The Last of the Doldrums? And a Ship

October 19, 2018

Day 15

Noon Position: 07 49N  129 41W

Course/Speed: SWxW 5

Wind: SSE 10

Sea: S 4

Sky: Squalls and Altocumulus, Rain

10ths Cloud Cover: 10

Bar: 1013, falling

Cabin Degrees Fahrenheit: 84

Water Degrees Fahrenheit: 83

Percent Relative Humidity: 77

Sail: #2 genoa; main, close hauled

Noon-to-Noon Miles Made Good: 95 (Our lowest mileage day this leg.)

Miles since departure: 2043

Avg. Miles/Day: 136

Light and variable overnight with heavy squalls of rain. I motored due south. It was either that or heave to. By morning, a usable wind. I made sail before coffee.

I’d say that by all appearances we’re out of it, beyond the gasping, sickly-hot reach of the doldrums. All day wind has been steady, if light, from just E of S. The sky is mostly blue; the squalls on the horizon are not so dark. The air feels dryer, and the water temperature has gone down one click.

But the forecast declares otherwise. A blob lays ahead of us, it says. But for the moment, I get to feel like we’ve pushed through to the (decidedly south) SE trades.

Just after dawn, a ship, the Ocean Echo, making 11 knots and dead for us. We’ve not seen many ships since getting below Panama, but each seems to have had a point of approach close enough to need attention. I fell off, and ever so slowly we passed.

Then, once our courses began to diverge…

“Moli, Moli…Ocean Echo.”

“Ocean Echo, Moli.”

“Hello. Good morning. You are a sailboat?” The voice was soft, even diffident, and carried an accent I did not recognize.

I don’t call ships. It feels presumptive–like yelling into a construction site just to shoot the breeze with the foreman. But I’m pleased when they call me.

“Yes. A sailboat. A sloop. Aluminum. 45 feet.”

“And…um…how there is room in such a…is there room?”

Ocean Echo is a bulk carrier. At 500 feet on deck, she’s small compared to the 1200 foot container ships common further north, but from her bridge deck, Mo must have been so tiny as to be difficult to see–even at our closest, 1.5 miles–a gray hull on a gray ocean, a mere spec being flung about by seas whose impact Ocean Echo didn’t notice.

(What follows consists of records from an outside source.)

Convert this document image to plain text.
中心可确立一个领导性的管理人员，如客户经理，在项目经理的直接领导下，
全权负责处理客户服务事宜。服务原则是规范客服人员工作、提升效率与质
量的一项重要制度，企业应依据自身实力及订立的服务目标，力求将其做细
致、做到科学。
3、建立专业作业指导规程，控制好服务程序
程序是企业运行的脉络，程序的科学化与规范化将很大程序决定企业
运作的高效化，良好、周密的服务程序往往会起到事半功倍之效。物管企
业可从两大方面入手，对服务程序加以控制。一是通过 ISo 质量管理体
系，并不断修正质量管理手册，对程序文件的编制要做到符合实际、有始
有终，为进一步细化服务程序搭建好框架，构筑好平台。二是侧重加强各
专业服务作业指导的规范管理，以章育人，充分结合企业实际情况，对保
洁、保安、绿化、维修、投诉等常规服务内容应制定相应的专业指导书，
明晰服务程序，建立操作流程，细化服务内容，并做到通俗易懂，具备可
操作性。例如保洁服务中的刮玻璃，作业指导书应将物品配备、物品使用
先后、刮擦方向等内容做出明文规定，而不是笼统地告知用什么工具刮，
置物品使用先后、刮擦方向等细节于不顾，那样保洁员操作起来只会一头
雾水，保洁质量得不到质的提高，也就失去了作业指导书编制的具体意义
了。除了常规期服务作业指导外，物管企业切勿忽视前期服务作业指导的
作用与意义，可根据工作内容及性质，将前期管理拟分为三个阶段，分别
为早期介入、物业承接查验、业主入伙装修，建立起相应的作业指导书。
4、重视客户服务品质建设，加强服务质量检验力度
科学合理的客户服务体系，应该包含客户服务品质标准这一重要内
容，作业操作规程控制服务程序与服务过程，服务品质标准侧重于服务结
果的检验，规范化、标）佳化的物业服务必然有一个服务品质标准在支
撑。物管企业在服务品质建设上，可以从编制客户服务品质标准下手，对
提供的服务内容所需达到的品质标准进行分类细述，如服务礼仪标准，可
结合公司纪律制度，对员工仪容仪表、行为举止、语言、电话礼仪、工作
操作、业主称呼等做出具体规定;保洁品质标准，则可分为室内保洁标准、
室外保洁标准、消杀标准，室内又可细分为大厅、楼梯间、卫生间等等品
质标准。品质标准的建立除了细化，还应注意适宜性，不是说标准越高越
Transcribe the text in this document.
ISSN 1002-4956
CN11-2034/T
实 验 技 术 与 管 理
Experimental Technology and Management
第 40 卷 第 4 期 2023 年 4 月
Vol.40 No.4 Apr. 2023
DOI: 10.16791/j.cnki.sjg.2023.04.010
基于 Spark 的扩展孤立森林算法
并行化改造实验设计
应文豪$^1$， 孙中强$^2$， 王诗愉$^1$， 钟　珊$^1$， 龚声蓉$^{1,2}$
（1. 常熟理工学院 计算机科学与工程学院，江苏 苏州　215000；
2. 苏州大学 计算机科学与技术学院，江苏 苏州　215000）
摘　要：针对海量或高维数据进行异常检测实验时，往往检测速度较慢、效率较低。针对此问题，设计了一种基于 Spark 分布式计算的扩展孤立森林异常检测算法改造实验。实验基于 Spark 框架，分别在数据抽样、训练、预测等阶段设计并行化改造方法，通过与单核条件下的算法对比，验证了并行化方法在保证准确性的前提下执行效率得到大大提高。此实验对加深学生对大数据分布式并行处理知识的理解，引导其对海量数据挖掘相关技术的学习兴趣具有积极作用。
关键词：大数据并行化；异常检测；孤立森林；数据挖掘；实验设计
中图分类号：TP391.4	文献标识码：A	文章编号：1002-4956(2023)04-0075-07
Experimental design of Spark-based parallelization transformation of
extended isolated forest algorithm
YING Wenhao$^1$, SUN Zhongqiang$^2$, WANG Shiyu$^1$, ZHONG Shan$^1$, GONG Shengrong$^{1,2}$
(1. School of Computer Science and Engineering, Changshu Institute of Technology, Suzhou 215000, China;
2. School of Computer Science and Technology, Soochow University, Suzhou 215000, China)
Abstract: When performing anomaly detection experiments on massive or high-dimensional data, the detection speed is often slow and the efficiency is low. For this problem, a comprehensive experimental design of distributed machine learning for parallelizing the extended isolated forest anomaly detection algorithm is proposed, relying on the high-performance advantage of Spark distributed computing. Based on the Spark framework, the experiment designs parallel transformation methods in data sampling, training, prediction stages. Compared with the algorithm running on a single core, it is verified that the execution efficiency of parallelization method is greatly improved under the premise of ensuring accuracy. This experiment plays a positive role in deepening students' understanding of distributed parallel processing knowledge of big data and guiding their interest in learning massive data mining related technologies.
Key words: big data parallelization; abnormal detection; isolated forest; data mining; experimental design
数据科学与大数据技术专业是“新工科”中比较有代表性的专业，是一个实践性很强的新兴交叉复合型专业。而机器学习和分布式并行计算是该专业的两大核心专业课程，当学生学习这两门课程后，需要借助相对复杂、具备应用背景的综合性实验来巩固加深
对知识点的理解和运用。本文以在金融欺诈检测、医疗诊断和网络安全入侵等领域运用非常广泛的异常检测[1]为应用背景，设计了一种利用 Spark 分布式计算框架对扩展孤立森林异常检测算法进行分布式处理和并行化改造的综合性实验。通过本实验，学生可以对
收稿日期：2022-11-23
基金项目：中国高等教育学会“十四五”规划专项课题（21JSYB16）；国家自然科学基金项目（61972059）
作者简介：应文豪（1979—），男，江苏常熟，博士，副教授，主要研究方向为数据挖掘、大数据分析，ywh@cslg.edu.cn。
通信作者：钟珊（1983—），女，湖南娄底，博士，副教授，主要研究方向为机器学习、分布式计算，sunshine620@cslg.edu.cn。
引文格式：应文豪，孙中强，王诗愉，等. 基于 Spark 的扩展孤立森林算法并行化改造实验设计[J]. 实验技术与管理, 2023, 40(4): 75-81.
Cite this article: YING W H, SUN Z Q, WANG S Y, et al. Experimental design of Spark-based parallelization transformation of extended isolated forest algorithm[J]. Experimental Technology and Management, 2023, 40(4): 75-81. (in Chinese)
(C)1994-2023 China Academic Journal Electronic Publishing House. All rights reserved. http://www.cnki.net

I explained the room, the year’s stores; when departed and where, the destination.

“Oh. Ok. And your course. It is moving…very much. You do not steer…?”

I explained small ship, big sea and being steered by a wind device.”

“Oh. Ok. And your crew. How many are your crew?”

I explained I was “Singlehanding. Solo. Alone.”

“Oh. Ok.”

I feel a kinship with the mariners on these big vessels, at least after it becomes clear their behemoth isn’t going to run me down. The guys on Ocean Echo are 10 days out of Lima, Peru headed for Nindge, China with a heavy load of recyclables (I think); it’ll be two weeks before they make port. Long ocean passages, they understand. It’s what they do.

But I forget that my sense of a shared passion, of a common pursuit, is in my own head. The big ship guys haven’t the foggiest notion about sailboats. Likely they regard the crossing of oceans on such small, delicate craft–and without pay!–as incomprehensible, utter lunacy.

None have been so impolite as to say so, but the questions suggest it. For example, no bridge officer has yet responded to my answers with, “Oh, that sounds like fun.”

Evening. Wind is light from SSE. But the sea is large and lumpy, and Mo can’t get up the speed to point better than 60 degrees off the wind. Our heading is SW when our goal (Cape Horn) is SE. If I sail on, I sail away from our destination and risk sailing into a blob of calm, but at least I make some southing. If I tack, I’ll make east but no south and risk sailing back into the belt of calm. Such are the options of sailboats.

3 Comments on “The Last of the Doldrums? And a Ship

  1. Ships passing? Great picture! I think I would be happy to hear from a fellow traveler in such a remote place. While alone in your travels, you bear the hearts and mind’s of us landlocked arm chair sailors. Thank you. Good luck and Godspeed!

  2. I just LOVE your photos, thank you Randall! And I love being there with you and sharing your passage!! It looks rather squally there. Thank you so much, I really look forward to having my screen, dammit, be there right with you…… You are the lucky one!!